Search MEDLINE/PubMed


  • Title: Life and death of deep-sea vents: bacterial diversity and ecosystem succession on inactive hydrothermal sulfides.
    Author: Sylvan JB, Toner BM, Edwards KJ.
    Journal: mBio; 2012; 3(1):e00279-11. PubMed ID: 22275502.
    Abstract:
    Hydrothermal chimneys are a globally dispersed habitat on the seafloor associated with mid-ocean ridge (MOR) spreading centers. Active, hot, venting sulfide structures from MORs have been examined for microbial diversity and ecology since their discovery in the mid-1970s, and recent work has also begun to explore the microbiology of inactive sulfides--structures that persist for decades to millennia and form moderate to massive deposits at and below the seafloor. Here we used tag pyrosequencing of the V6 region of the 16S rRNA and full-length 16S rRNA sequencing on inactive hydrothermal sulfide chimney samples from 9°N on the East Pacific Rise to learn their bacterial composition, metabolic potential, and succession from venting to nonventing (inactive) regimes.
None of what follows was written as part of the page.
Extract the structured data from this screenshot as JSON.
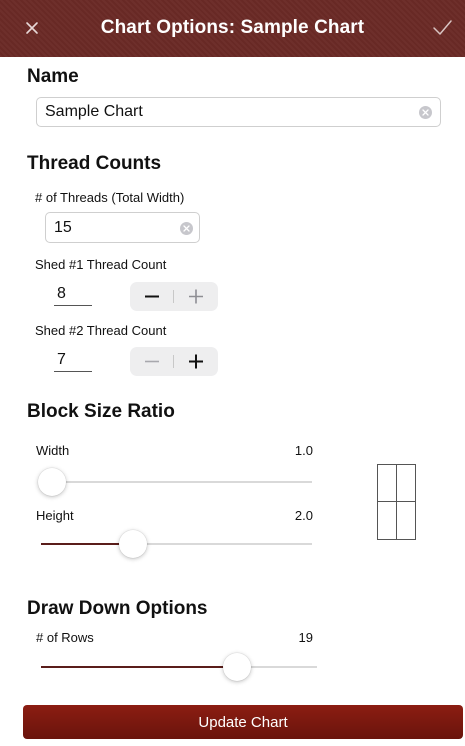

Alpha-, beta-, delta-, and gammaproteobacteria and members of the phylum Bacteroidetes dominate all inactive sulfides. Greater than 26% of the V6 tags obtained are closely related to lineages involved in sulfur, nitrogen, iron, and methane cycling. Epsilonproteobacteria represent <4% of the V6 tags recovered from inactive sulfides and 15% of the full-length clones, despite their high abundance in active chimneys. Members of the phylum Aquificae, which are common in active vents, were absent from both the V6 tags and full-length 16S rRNA data sets. In both analyses, the proportions of alphaproteobacteria, betaproteobacteria, and members of the phylum Bacteroidetes were greater than those found on active hydrothermal sulfides. These shifts in bacterial population structure on inactive chimneys reveal ecological succession following cessation of venting and also imply a potential shift in microbial activity and metabolic guilds on hydrothermal sulfides, the dominant biome that results from seafloor venting.